Now, as the state attempts to heal and discuss next steps, one must ask, where do we go from here? Can public-school supporters again launch a defense of Arizona's children?
Here is how we see it.
The legislative body made a series of decisions that impact kids. First let’s look at the efforts to privatize. This session we saw many bills presented that attempt to move us from public education to privatized schools. A few of the more alarming ones centered on gutting the services that public schools provide. Instead of riding a bus to school, for example, Arizona kids could hop an Uber or jump in their neighbor’s van and co-op their way to school thanks to the bill granting public money for private transportation.
Never mind the safety implications for children, what’s the purpose here? The state is invested in transportation for our 1.1 million school age children, so why do we need another system that moves public funds to private entities? This was one of many privatization bills presented this session. Some made it to the Governor’s desk, some did not, but what we now know for sure is that the goal is and has always been to privatize our schools.
Next, let’s look at our expansive voucher program. Arizona leads on “school choice” policies nationally, and so far we are not leading on student success, so, given the option, politicians and lobbyists have decided the best course to improve results is more of the same.
So at the last minute they pushed through a major voucher expansion by reducing the number of days a student must be enrolled in their public school from 100 to 45 to qualify for the voucher.
Set the stage here: you’re a private-school parent, you know your family can afford and will choose a private education, so you move to that, but on the way you know that if your child spends 45 days in a public school, the government will subsidize your private education via a voucher. For some this is an open invitation to use public money to subsidize their private-education plans.
Next let’s discuss some good old-fashioned revenge at the cost of opportunities for a million kids.
There are not one but three new laws built to gut Prop 208, which raised the tax rate on incomes above $250K to help fund our schools and teachers. Three bills, all deliberately drafted, debated, and passed to thwart Arizona voters who just under a year ago said yes to that proposition. Maybe you didn’t support 208, but regardless of how individuals feel, it passed and became law, so debate around it should have ended with the result delivered by Arizona voters.
So here we are, with new laws meant to do harm to public schools. We think we can read between the lines on why, and now we’re seeing the means. How do you as a lobbying firm, think tank or political donor convince large groups of people that their schools must go, that they are wrong for our kids, even though we know that’s not true from years of consistent polling expressing the love of Arizonans for their public schools?

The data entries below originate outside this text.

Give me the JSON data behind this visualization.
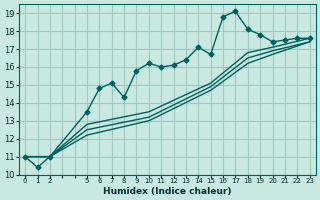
{
  "xlabel": "Humidex (Indice chaleur)",
  "ylabel": "",
  "bg_color": "#c8e8e0",
  "grid_color": "#a0c8c0",
  "line_color": "#006060",
  "xlim": [
    -0.5,
    23.5
  ],
  "ylim": [
    10,
    19.5
  ],
  "yticks": [
    10,
    11,
    12,
    13,
    14,
    15,
    16,
    17,
    18,
    19
  ],
  "xtick_positions": [
    0,
    1,
    2,
    3,
    4,
    5,
    6,
    7,
    8,
    9,
    10,
    11,
    12,
    13,
    14,
    15,
    16,
    17,
    18,
    19,
    20,
    21,
    22,
    23
  ],
  "xtick_labels": [
    "0",
    "1",
    "2",
    "",
    "",
    "5",
    "6",
    "7",
    "8",
    "9",
    "10",
    "11",
    "12",
    "13",
    "14",
    "15",
    "16",
    "17",
    "18",
    "19",
    "20",
    "21",
    "22",
    "23"
  ],
  "series1_x": [
    0,
    1,
    2,
    5,
    6,
    7,
    8,
    9,
    10,
    11,
    12,
    13,
    14,
    15,
    16,
    17,
    18,
    19,
    20,
    21,
    22,
    23
  ],
  "series1_y": [
    11.0,
    10.4,
    11.0,
    13.5,
    14.8,
    15.1,
    14.3,
    15.8,
    16.2,
    16.0,
    16.1,
    16.4,
    17.1,
    16.7,
    18.8,
    19.1,
    18.1,
    17.8,
    17.4,
    17.5,
    17.6,
    17.6
  ],
  "series2_x": [
    0,
    2,
    5,
    10,
    15,
    18,
    20,
    23
  ],
  "series2_y": [
    11.0,
    11.0,
    12.8,
    13.5,
    15.1,
    16.8,
    17.1,
    17.6
  ],
  "series3_x": [
    0,
    2,
    5,
    10,
    15,
    18,
    20,
    23
  ],
  "series3_y": [
    11.0,
    11.0,
    12.5,
    13.2,
    14.9,
    16.5,
    16.9,
    17.4
  ],
  "series4_x": [
    0,
    2,
    5,
    10,
    15,
    18,
    20,
    23
  ],
  "series4_y": [
    11.0,
    11.0,
    12.2,
    13.0,
    14.7,
    16.2,
    16.7,
    17.4
  ],
  "tick_color": "#003030",
  "label_fontsize": 6.5,
  "tick_fontsize": 5,
  "ytick_fontsize": 6
}
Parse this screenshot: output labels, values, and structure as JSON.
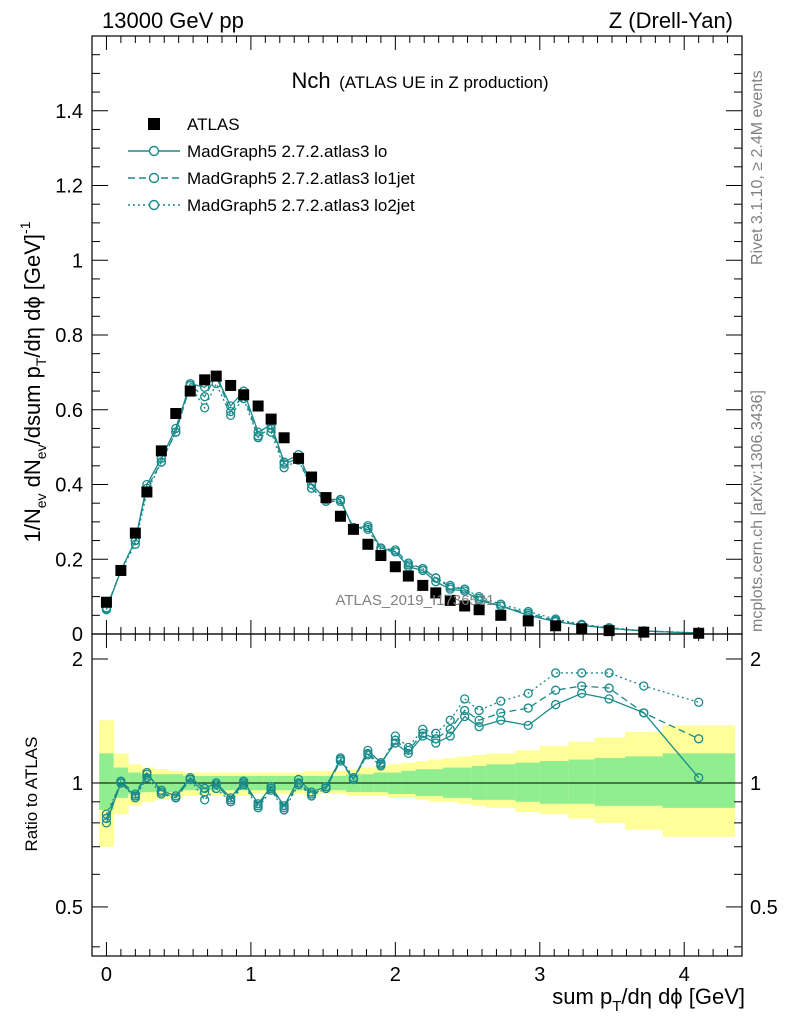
{
  "header": {
    "left": "13000 GeV pp",
    "right": "Z (Drell-Yan)"
  },
  "side_labels": {
    "rivet": "Rivet 3.1.10, ≥ 2.4M events",
    "mcplots": "mcplots.cern.ch [arXiv:1306.3436]"
  },
  "watermark": "ATLAS_2019_I1736531",
  "colors": {
    "mc": "#1a8a8a",
    "band_inner": "#90ee90",
    "band_outer": "#ffff99",
    "data": "#000000"
  },
  "chart_data": [
    {
      "type": "scatter",
      "title_main": "Nch",
      "title_sub": "(ATLAS UE in Z production)",
      "xlabel": "sum p_T/dη dϕ [GeV]",
      "ylabel": "1/N_ev dN_ev/dsum p_T/dη dϕ  [GeV]^-1",
      "xlim": [
        -0.1,
        4.4
      ],
      "ylim": [
        0,
        1.6
      ],
      "xticks": [
        0,
        1,
        2,
        3,
        4
      ],
      "yticks": [
        0,
        0.2,
        0.4,
        0.6,
        0.8,
        1,
        1.2,
        1.4
      ],
      "legend_position": "top-left",
      "x": [
        0.0,
        0.1,
        0.2,
        0.28,
        0.38,
        0.48,
        0.58,
        0.68,
        0.76,
        0.86,
        0.95,
        1.05,
        1.14,
        1.23,
        1.33,
        1.42,
        1.52,
        1.62,
        1.71,
        1.81,
        1.9,
        2.0,
        2.09,
        2.19,
        2.28,
        2.38,
        2.48,
        2.58,
        2.73,
        2.92,
        3.11,
        3.29,
        3.48,
        3.72,
        4.1
      ],
      "series": [
        {
          "name": "ATLAS",
          "style": "data",
          "values": [
            0.085,
            0.17,
            0.27,
            0.38,
            0.49,
            0.59,
            0.65,
            0.68,
            0.69,
            0.665,
            0.64,
            0.61,
            0.575,
            0.525,
            0.47,
            0.42,
            0.365,
            0.315,
            0.28,
            0.24,
            0.21,
            0.18,
            0.155,
            0.13,
            0.11,
            0.09,
            0.075,
            0.065,
            0.05,
            0.035,
            0.022,
            0.014,
            0.009,
            0.005,
            0.002
          ]
        },
        {
          "name": "MadGraph5 2.7.2.atlas3 lo",
          "style": "solid",
          "values": [
            0.065,
            0.17,
            0.25,
            0.4,
            0.47,
            0.55,
            0.67,
            0.66,
            0.69,
            0.61,
            0.65,
            0.54,
            0.56,
            0.46,
            0.48,
            0.4,
            0.36,
            0.36,
            0.28,
            0.29,
            0.23,
            0.22,
            0.18,
            0.17,
            0.14,
            0.12,
            0.115,
            0.09,
            0.075,
            0.05,
            0.033,
            0.023,
            0.015,
            0.008,
            0.002
          ]
        },
        {
          "name": "MadGraph5 2.7.2.atlas3 lo1jet",
          "style": "dashed",
          "values": [
            0.07,
            0.17,
            0.25,
            0.39,
            0.46,
            0.54,
            0.665,
            0.635,
            0.69,
            0.595,
            0.64,
            0.53,
            0.55,
            0.455,
            0.47,
            0.39,
            0.355,
            0.355,
            0.285,
            0.285,
            0.23,
            0.225,
            0.19,
            0.175,
            0.15,
            0.125,
            0.12,
            0.095,
            0.075,
            0.055,
            0.036,
            0.024,
            0.016,
            0.008,
            0.0026
          ]
        },
        {
          "name": "MadGraph5 2.7.2.atlas3 lo2jet",
          "style": "dotted",
          "values": [
            0.068,
            0.17,
            0.24,
            0.38,
            0.46,
            0.54,
            0.665,
            0.605,
            0.67,
            0.585,
            0.63,
            0.525,
            0.54,
            0.445,
            0.465,
            0.39,
            0.355,
            0.355,
            0.285,
            0.28,
            0.225,
            0.22,
            0.185,
            0.175,
            0.15,
            0.13,
            0.12,
            0.1,
            0.08,
            0.06,
            0.04,
            0.026,
            0.017,
            0.0085,
            0.003
          ]
        }
      ]
    },
    {
      "type": "line",
      "ylabel": "Ratio to ATLAS",
      "ylim": [
        0.38,
        2.3
      ],
      "log_y": true,
      "yticks": [
        0.5,
        1,
        2
      ],
      "xlim": [
        -0.1,
        4.4
      ],
      "xticks": [
        0,
        1,
        2,
        3,
        4
      ],
      "reference_line": 1,
      "band_edges": [
        -0.05,
        0.05,
        0.15,
        0.24,
        0.33,
        0.43,
        0.53,
        0.63,
        0.72,
        0.81,
        0.9,
        1.0,
        1.09,
        1.18,
        1.28,
        1.37,
        1.47,
        1.57,
        1.66,
        1.76,
        1.85,
        1.95,
        2.04,
        2.14,
        2.23,
        2.33,
        2.43,
        2.53,
        2.63,
        2.83,
        3.0,
        3.2,
        3.38,
        3.59,
        3.85,
        4.35
      ],
      "band_inner_low": [
        0.86,
        0.92,
        0.94,
        0.95,
        0.95,
        0.95,
        0.96,
        0.96,
        0.96,
        0.96,
        0.96,
        0.96,
        0.96,
        0.96,
        0.96,
        0.96,
        0.96,
        0.96,
        0.95,
        0.95,
        0.95,
        0.94,
        0.94,
        0.93,
        0.93,
        0.92,
        0.92,
        0.91,
        0.91,
        0.9,
        0.89,
        0.89,
        0.88,
        0.88,
        0.87
      ],
      "band_inner_high": [
        1.18,
        1.09,
        1.06,
        1.05,
        1.05,
        1.05,
        1.04,
        1.04,
        1.04,
        1.04,
        1.04,
        1.04,
        1.04,
        1.04,
        1.04,
        1.04,
        1.04,
        1.04,
        1.05,
        1.05,
        1.06,
        1.06,
        1.07,
        1.08,
        1.08,
        1.09,
        1.09,
        1.1,
        1.11,
        1.12,
        1.13,
        1.14,
        1.15,
        1.16,
        1.18
      ],
      "band_outer_low": [
        0.7,
        0.84,
        0.88,
        0.9,
        0.91,
        0.92,
        0.93,
        0.93,
        0.93,
        0.93,
        0.93,
        0.94,
        0.94,
        0.94,
        0.94,
        0.93,
        0.94,
        0.94,
        0.93,
        0.93,
        0.93,
        0.92,
        0.92,
        0.91,
        0.9,
        0.9,
        0.89,
        0.88,
        0.87,
        0.85,
        0.84,
        0.82,
        0.8,
        0.77,
        0.74
      ],
      "band_outer_high": [
        1.42,
        1.18,
        1.11,
        1.09,
        1.08,
        1.07,
        1.06,
        1.06,
        1.06,
        1.06,
        1.06,
        1.06,
        1.06,
        1.06,
        1.06,
        1.07,
        1.07,
        1.07,
        1.08,
        1.09,
        1.1,
        1.11,
        1.12,
        1.13,
        1.14,
        1.15,
        1.16,
        1.17,
        1.18,
        1.2,
        1.23,
        1.26,
        1.29,
        1.33,
        1.38
      ],
      "series": [
        {
          "name": "MadGraph5 2.7.2.atlas3 lo",
          "style": "solid",
          "values": [
            0.8,
            1.0,
            0.93,
            1.05,
            0.96,
            0.93,
            1.03,
            0.97,
            1.0,
            0.92,
            1.01,
            0.89,
            0.98,
            0.88,
            1.02,
            0.95,
            0.98,
            1.14,
            1.02,
            1.2,
            1.12,
            1.25,
            1.18,
            1.3,
            1.25,
            1.3,
            1.45,
            1.37,
            1.42,
            1.38,
            1.55,
            1.65,
            1.6,
            1.48,
            1.03
          ]
        },
        {
          "name": "MadGraph5 2.7.2.atlas3 lo1jet",
          "style": "dashed",
          "values": [
            0.82,
            1.01,
            0.94,
            1.06,
            0.95,
            0.92,
            1.02,
            0.95,
            0.99,
            0.91,
            1.0,
            0.88,
            0.97,
            0.87,
            1.0,
            0.94,
            0.97,
            1.13,
            1.02,
            1.18,
            1.11,
            1.27,
            1.2,
            1.32,
            1.28,
            1.35,
            1.5,
            1.42,
            1.48,
            1.52,
            1.68,
            1.72,
            1.7,
            1.48,
            1.28
          ]
        },
        {
          "name": "MadGraph5 2.7.2.atlas3 lo2jet",
          "style": "dotted",
          "values": [
            0.84,
            1.0,
            0.92,
            1.03,
            0.94,
            0.92,
            1.02,
            0.91,
            0.97,
            0.9,
            0.99,
            0.87,
            0.96,
            0.86,
            0.99,
            0.93,
            0.97,
            1.15,
            1.03,
            1.17,
            1.1,
            1.3,
            1.22,
            1.35,
            1.32,
            1.42,
            1.6,
            1.5,
            1.58,
            1.65,
            1.85,
            1.85,
            1.85,
            1.72,
            1.57
          ]
        }
      ]
    }
  ]
}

You defund them, you attack them, then you offer a shiny new solution. You tell people that their schools are failing, you tell them their teachers are evil, you malign them as often as possible, then you pull back on the resources they have, leaving parents and communities feeling hopeless and vulnerable to the idea that some evil teacher, board member or Superintendent is looking to hurt them.
Here is where we are, but we hope you’ll ask yourself one very important question: who makes money on this? Administrative pay in AZ is the lowest in the country when adjusted for cost of living, so it appears the Superintendents aren’t on the take here. Teacher pay is down and they are leaving our classrooms, so clearly they aren’t benefiting from all this. School boards in Arizona are all-volunteer, so this group clearly has no financial stake in the fight.
So who’s making money? Politicians are. Political donations from school-privatization groups are big, and they come in consistently for candidates willing to do their bidding. Here in LD1 we had a representative collect a donation larger than the entire year's salary for their position! Money flowing to AZ politicians is skyrocketing and, make no mistake, it is meant to purchase one thing: our kids’ futures.
We can't speak for all educators, but we are comfortable going on record that yes, public-school advocates are responding and they will defend these children, because nobody fights for kids quite like parents and teachers do.